If you were forced to leave your home quickly what would you bring?
Deo's story in The Banana-Leaf Ball is based on a true story.
Benjamin had to flee his home country of Burundi in 1993 when conflict broke out. His journey to Lukole was much like Deo's. While he reunited with his father and some cousins in Lukole, his mother and sister did not survive.
It would be through an organization called Olympic Aid, now Right to Play, that Benjamin would work through his grief and start connecting with his new community.

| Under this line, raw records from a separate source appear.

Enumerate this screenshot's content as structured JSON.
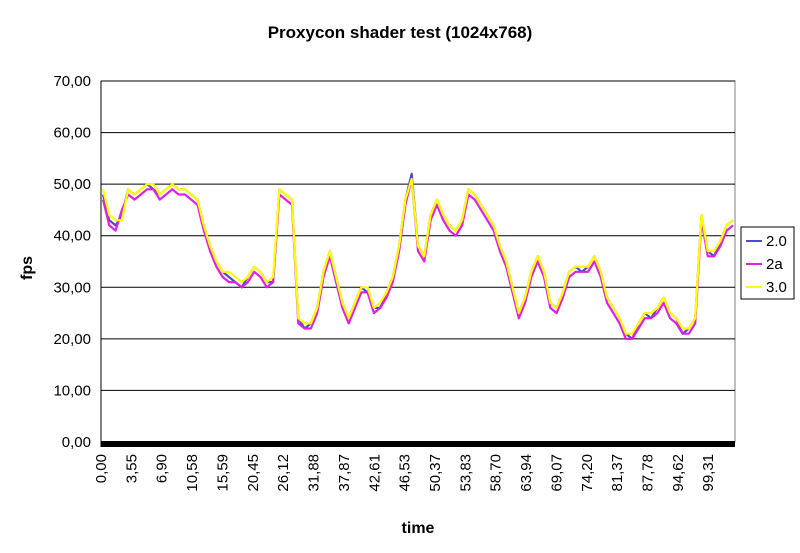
{
  "chart_data": {
    "type": "line",
    "title": "Proxycon shader test (1024x768)",
    "xlabel": "time",
    "ylabel": "fps",
    "ylim": [
      0,
      70
    ],
    "yticks": [
      "0,00",
      "10,00",
      "20,00",
      "30,00",
      "40,00",
      "50,00",
      "60,00",
      "70,00"
    ],
    "xticks": [
      "0,00",
      "3,55",
      "6,90",
      "10,58",
      "15,59",
      "20,45",
      "26,12",
      "31,88",
      "37,87",
      "42,61",
      "46,53",
      "50,37",
      "53,83",
      "58,70",
      "63,94",
      "69,07",
      "74,20",
      "81,37",
      "87,78",
      "94,62",
      "99,31"
    ],
    "grid": true,
    "legend_position": "right",
    "series": [
      {
        "name": "2.0",
        "color": "#4b4bc8",
        "values": [
          48,
          43,
          42,
          44,
          49,
          48,
          49,
          50,
          49,
          48,
          49,
          50,
          49,
          49,
          48,
          47,
          42,
          38,
          35,
          33,
          32,
          31,
          30,
          32,
          34,
          33,
          31,
          31,
          49,
          48,
          47,
          24,
          22,
          23,
          26,
          33,
          37,
          32,
          27,
          24,
          27,
          30,
          29,
          26,
          26,
          29,
          32,
          38,
          47,
          52,
          38,
          36,
          44,
          47,
          44,
          42,
          41,
          43,
          49,
          48,
          46,
          44,
          42,
          38,
          35,
          30,
          25,
          28,
          33,
          36,
          33,
          27,
          26,
          29,
          33,
          34,
          33,
          34,
          36,
          33,
          28,
          26,
          24,
          21,
          20,
          23,
          25,
          24,
          26,
          28,
          25,
          24,
          21,
          22,
          24,
          44,
          37,
          36,
          39,
          42,
          43
        ]
      },
      {
        "name": "2a",
        "color": "#e020e0",
        "values": [
          47,
          42,
          41,
          45,
          48,
          47,
          48,
          49,
          49,
          47,
          48,
          49,
          48,
          48,
          47,
          46,
          41,
          37,
          34,
          32,
          31,
          31,
          30,
          31,
          33,
          32,
          30,
          31,
          48,
          47,
          46,
          23,
          22,
          22,
          25,
          32,
          36,
          31,
          26,
          23,
          26,
          29,
          29,
          25,
          26,
          28,
          31,
          37,
          46,
          51,
          37,
          35,
          43,
          46,
          43,
          41,
          40,
          42,
          48,
          47,
          45,
          43,
          41,
          37,
          34,
          29,
          24,
          27,
          32,
          35,
          32,
          26,
          25,
          28,
          32,
          33,
          33,
          33,
          35,
          32,
          27,
          25,
          23,
          20,
          20,
          22,
          24,
          24,
          25,
          27,
          24,
          23,
          21,
          21,
          23,
          43,
          36,
          36,
          38,
          41,
          42
        ]
      },
      {
        "name": "3.0",
        "color": "#ffff00",
        "values": [
          49,
          44,
          43,
          43,
          49,
          48,
          49,
          50,
          50,
          48,
          49,
          50,
          49,
          49,
          48,
          47,
          42,
          38,
          35,
          33,
          33,
          32,
          31,
          32,
          34,
          33,
          31,
          32,
          49,
          48,
          47,
          24,
          23,
          23,
          26,
          33,
          37,
          32,
          27,
          24,
          27,
          30,
          30,
          26,
          27,
          29,
          32,
          38,
          47,
          51,
          38,
          36,
          44,
          47,
          44,
          42,
          41,
          43,
          49,
          48,
          46,
          44,
          42,
          38,
          35,
          30,
          25,
          28,
          33,
          36,
          33,
          27,
          26,
          29,
          33,
          34,
          34,
          34,
          36,
          33,
          28,
          26,
          24,
          21,
          21,
          23,
          25,
          25,
          26,
          28,
          25,
          24,
          22,
          22,
          24,
          44,
          37,
          37,
          39,
          42,
          43
        ]
      }
    ]
  }
}
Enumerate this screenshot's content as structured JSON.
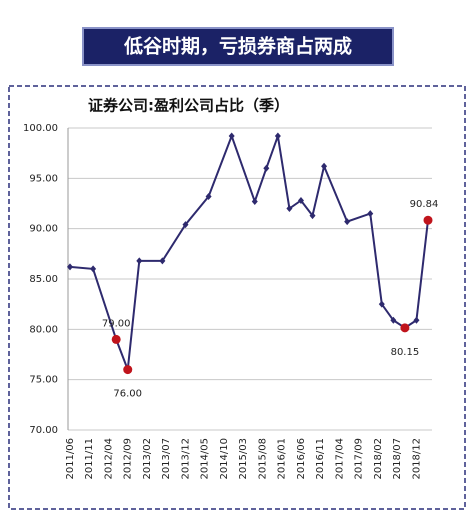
{
  "header": {
    "title": "低谷时期，亏损券商占两成"
  },
  "chart_data": {
    "type": "line",
    "title": "证券公司:盈利公司占比（季）",
    "x": [
      "2011/06",
      "2011/12",
      "2012/06",
      "2012/09",
      "2012/12",
      "2013/06",
      "2013/12",
      "2014/06",
      "2014/12",
      "2015/06",
      "2015/09",
      "2015/12",
      "2016/03",
      "2016/06",
      "2016/09",
      "2016/12",
      "2017/06",
      "2017/12",
      "2018/03",
      "2018/06",
      "2018/09",
      "2018/12",
      "2019/03"
    ],
    "series": [
      {
        "color": "#2e2a6e",
        "highlight_color": "#c0141c",
        "values": [
          86.2,
          86.0,
          79.0,
          76.0,
          86.8,
          86.8,
          90.4,
          93.2,
          99.2,
          92.7,
          96.0,
          99.2,
          92.0,
          92.8,
          91.3,
          96.2,
          90.7,
          91.5,
          82.5,
          80.9,
          80.15,
          80.9,
          90.84
        ],
        "value_labels": [
          null,
          null,
          "79.00",
          "76.00",
          null,
          null,
          null,
          null,
          null,
          null,
          null,
          null,
          null,
          null,
          null,
          null,
          null,
          null,
          null,
          null,
          "80.15",
          null,
          "90.84"
        ]
      }
    ],
    "xlim": [
      "2011/06",
      "2019/03"
    ],
    "xticks": [
      "2011/06",
      "2011/11",
      "2012/04",
      "2012/09",
      "2013/02",
      "2013/07",
      "2013/12",
      "2014/05",
      "2014/10",
      "2015/03",
      "2015/08",
      "2016/01",
      "2016/06",
      "2016/11",
      "2017/04",
      "2017/09",
      "2018/02",
      "2018/07",
      "2018/12"
    ],
    "ylim": [
      70,
      100
    ],
    "yticks": [
      {
        "value": 70,
        "label": "70.00"
      },
      {
        "value": 75,
        "label": "75.00"
      },
      {
        "value": 80,
        "label": "80.00"
      },
      {
        "value": 85,
        "label": "85.00"
      },
      {
        "value": 90,
        "label": "90.00"
      },
      {
        "value": 95,
        "label": "95.00"
      },
      {
        "value": 100,
        "label": "100.00"
      }
    ],
    "grid": true
  }
}
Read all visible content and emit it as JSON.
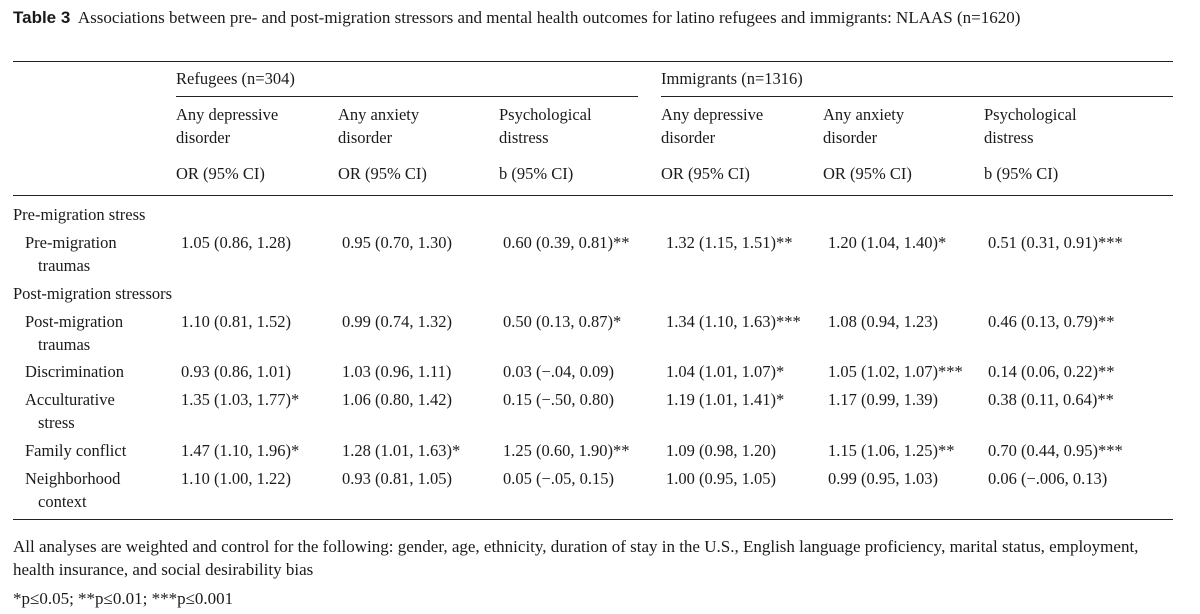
{
  "caption": {
    "label": "Table 3",
    "title": "Associations between pre- and post-migration stressors and mental health outcomes for latino refugees and immigrants: NLAAS (n=1620)"
  },
  "groups": [
    {
      "name": "Refugees (n=304)",
      "columns": [
        {
          "line1": "Any depressive",
          "line2": "disorder",
          "stat": "OR (95% CI)"
        },
        {
          "line1": "Any anxiety",
          "line2": "disorder",
          "stat": "OR (95% CI)"
        },
        {
          "line1": "Psychological",
          "line2": "distress",
          "stat": "b (95% CI)"
        }
      ]
    },
    {
      "name": "Immigrants (n=1316)",
      "columns": [
        {
          "line1": "Any depressive",
          "line2": "disorder",
          "stat": "OR (95% CI)"
        },
        {
          "line1": "Any anxiety",
          "line2": "disorder",
          "stat": "OR (95% CI)"
        },
        {
          "line1": "Psychological",
          "line2": "distress",
          "stat": "b (95% CI)"
        }
      ]
    }
  ],
  "sections": [
    {
      "title": "Pre-migration stress",
      "rows": [
        {
          "label1": "Pre-migration",
          "label2": "traumas",
          "values": [
            "1.05 (0.86, 1.28)",
            "0.95 (0.70, 1.30)",
            "0.60 (0.39, 0.81)**",
            "1.32 (1.15, 1.51)**",
            "1.20 (1.04, 1.40)*",
            "0.51 (0.31, 0.91)***"
          ]
        }
      ]
    },
    {
      "title": "Post-migration stressors",
      "rows": [
        {
          "label1": "Post-migration",
          "label2": "traumas",
          "values": [
            "1.10 (0.81, 1.52)",
            "0.99 (0.74, 1.32)",
            "0.50 (0.13, 0.87)*",
            "1.34 (1.10, 1.63)***",
            "1.08 (0.94, 1.23)",
            "0.46 (0.13, 0.79)**"
          ]
        },
        {
          "label1": "Discrimination",
          "label2": "",
          "values": [
            "0.93 (0.86, 1.01)",
            "1.03 (0.96, 1.11)",
            "0.03 (−.04, 0.09)",
            "1.04 (1.01, 1.07)*",
            "1.05 (1.02, 1.07)***",
            "0.14 (0.06, 0.22)**"
          ]
        },
        {
          "label1": "Acculturative",
          "label2": "stress",
          "values": [
            "1.35 (1.03, 1.77)*",
            "1.06 (0.80, 1.42)",
            "0.15 (−.50, 0.80)",
            "1.19 (1.01, 1.41)*",
            "1.17 (0.99, 1.39)",
            "0.38 (0.11, 0.64)**"
          ]
        },
        {
          "label1": "Family conflict",
          "label2": "",
          "values": [
            "1.47 (1.10, 1.96)*",
            "1.28 (1.01, 1.63)*",
            "1.25 (0.60, 1.90)**",
            "1.09 (0.98, 1.20)",
            "1.15 (1.06, 1.25)**",
            "0.70 (0.44, 0.95)***"
          ]
        },
        {
          "label1": "Neighborhood",
          "label2": "context",
          "values": [
            "1.10 (1.00, 1.22)",
            "0.93 (0.81, 1.05)",
            "0.05 (−.05, 0.15)",
            "1.00 (0.95, 1.05)",
            "0.99 (0.95, 1.03)",
            "0.06 (−.006, 0.13)"
          ]
        }
      ]
    }
  ],
  "notes": {
    "analysis": "All analyses are weighted and control for the following: gender, age, ethnicity, duration of stay in the U.S., English language proficiency, marital status, employment, health insurance, and social desirability bias",
    "significance": "*p≤0.05; **p≤0.01; ***p≤0.001"
  }
}
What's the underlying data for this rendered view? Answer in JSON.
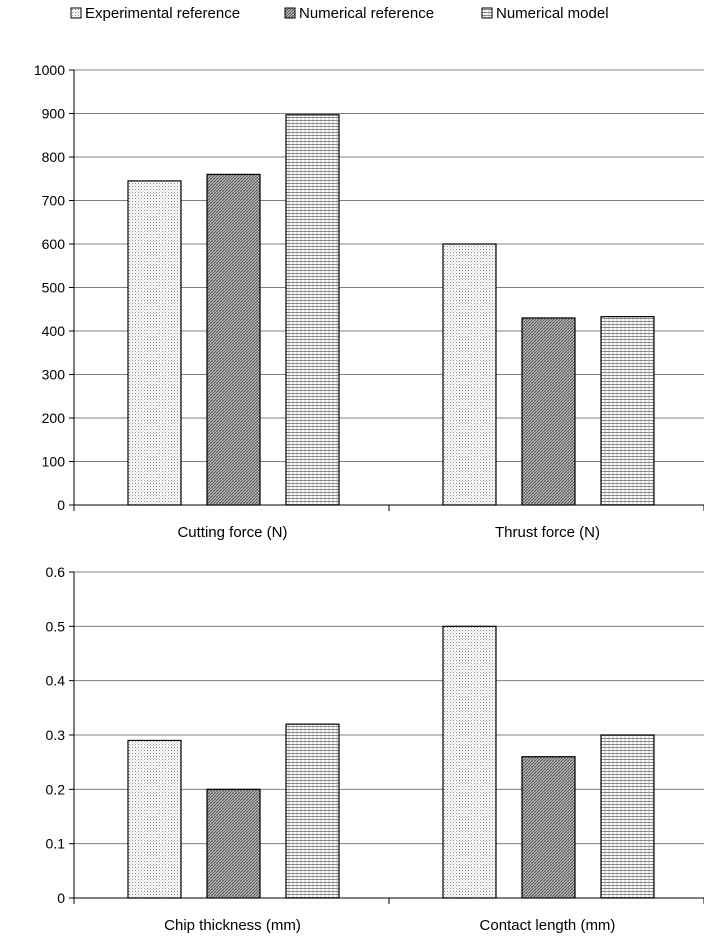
{
  "legend": [
    {
      "label": "Experimental reference",
      "pattern": "dots-light"
    },
    {
      "label": "Numerical reference",
      "pattern": "hatch-dense"
    },
    {
      "label": "Numerical model",
      "pattern": "hatch-horizontal"
    }
  ],
  "colors": {
    "axis": "#000000",
    "grid": "#808080",
    "bar_fill": "#ffffff",
    "bar_stroke": "#000000"
  },
  "chart_data": [
    {
      "type": "bar",
      "title": "",
      "xlabel": "",
      "ylabel": "",
      "categories": [
        "Cutting force (N)",
        "Thrust force (N)"
      ],
      "series": [
        {
          "name": "Experimental reference",
          "values": [
            745,
            600
          ]
        },
        {
          "name": "Numerical reference",
          "values": [
            760,
            430
          ]
        },
        {
          "name": "Numerical model",
          "values": [
            897,
            433
          ]
        }
      ],
      "ylim": [
        0,
        1000
      ],
      "yticks": [
        "0",
        "100",
        "200",
        "300",
        "400",
        "500",
        "600",
        "700",
        "800",
        "900",
        "1000"
      ],
      "grid": true,
      "legend_position": "top"
    },
    {
      "type": "bar",
      "title": "",
      "xlabel": "",
      "ylabel": "",
      "categories": [
        "Chip thickness (mm)",
        "Contact length (mm)"
      ],
      "series": [
        {
          "name": "Experimental reference",
          "values": [
            0.29,
            0.5
          ]
        },
        {
          "name": "Numerical reference",
          "values": [
            0.2,
            0.26
          ]
        },
        {
          "name": "Numerical model",
          "values": [
            0.32,
            0.3
          ]
        }
      ],
      "ylim": [
        0,
        0.6
      ],
      "yticks": [
        "0",
        "0.1",
        "0.2",
        "0.3",
        "0.4",
        "0.5",
        "0.6"
      ],
      "grid": true,
      "legend_position": "top"
    }
  ]
}
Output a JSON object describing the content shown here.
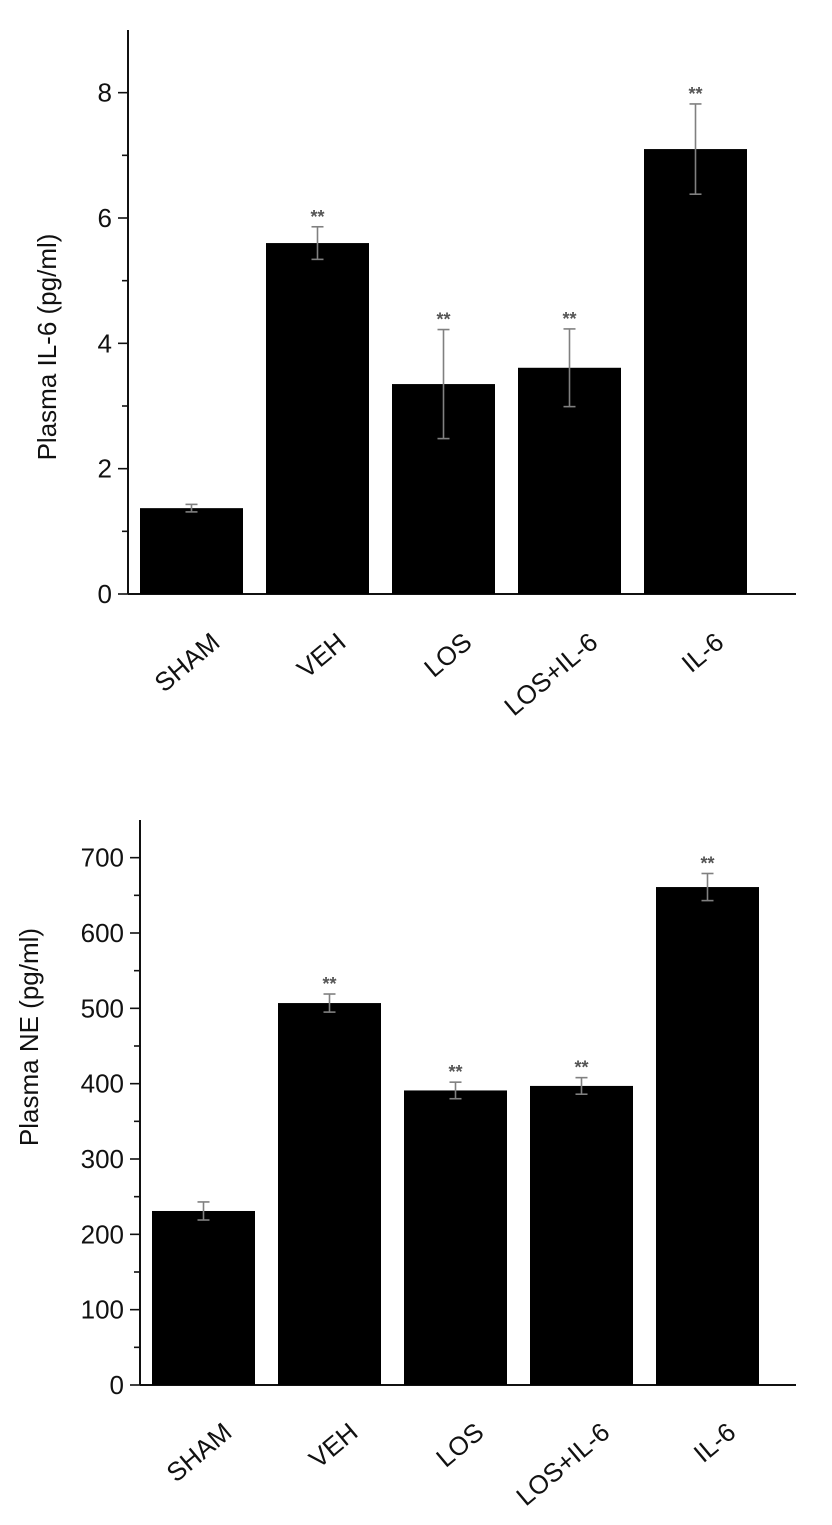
{
  "chart_data": [
    {
      "type": "bar",
      "ylabel": "Plasma IL-6 (pg/ml)",
      "categories": [
        "SHAM",
        "VEH",
        "LOS",
        "LOS+IL-6",
        "IL-6"
      ],
      "values": [
        1.37,
        5.6,
        3.35,
        3.61,
        7.1
      ],
      "errors": [
        0.06,
        0.26,
        0.87,
        0.62,
        0.72
      ],
      "significance": [
        "",
        "**",
        "**",
        "**",
        "**"
      ],
      "ylim": [
        0,
        9
      ],
      "yticks": [
        0,
        2,
        4,
        6,
        8
      ],
      "grid": false,
      "bar_color": "#000000",
      "error_color": "#808080"
    },
    {
      "type": "bar",
      "ylabel": "Plasma NE (pg/ml)",
      "categories": [
        "SHAM",
        "VEH",
        "LOS",
        "LOS+IL-6",
        "IL-6"
      ],
      "values": [
        231,
        507,
        391,
        397,
        661
      ],
      "errors": [
        12,
        12,
        11,
        11,
        18
      ],
      "significance": [
        "",
        "**",
        "**",
        "**",
        "**"
      ],
      "ylim": [
        0,
        750
      ],
      "yticks": [
        0,
        100,
        200,
        300,
        400,
        500,
        600,
        700
      ],
      "grid": false,
      "bar_color": "#000000",
      "error_color": "#808080"
    }
  ]
}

Benjamin eventually made it back home. Understanding the power football has to bring kids together, he began coaching. He is now working for the very organization that renewed his life.
The Football Bridge
Professional football (soccer) is the most popular sport worldwide. Aside from the estimated 3.5 billion fans, the 2006 World Cup collected 30 billion viewers (accumulated viewing audience across multiple games).
Where communication and cultural differences create barriers, football forms bridges! The Banana-Leaf Ball by Katie Smith Milway is a poignant story that shows the power one sport can have to bring people together.
But, it's not the only story!
The Panyee FC in Thailand is another example. This 5 minute video shares the incredible ingenuity a group of young boys had to form their own football club and build their own pitch; on the water!
Finding What Unites Us
The Right To Play's mission is: "To protect, educate and empower children to rise above adversity using the power of play."
We all face adversity, it is one of many things that unite us all. While there are many ways to respond to adversity, maybe we should consider the power play can have to rise above it.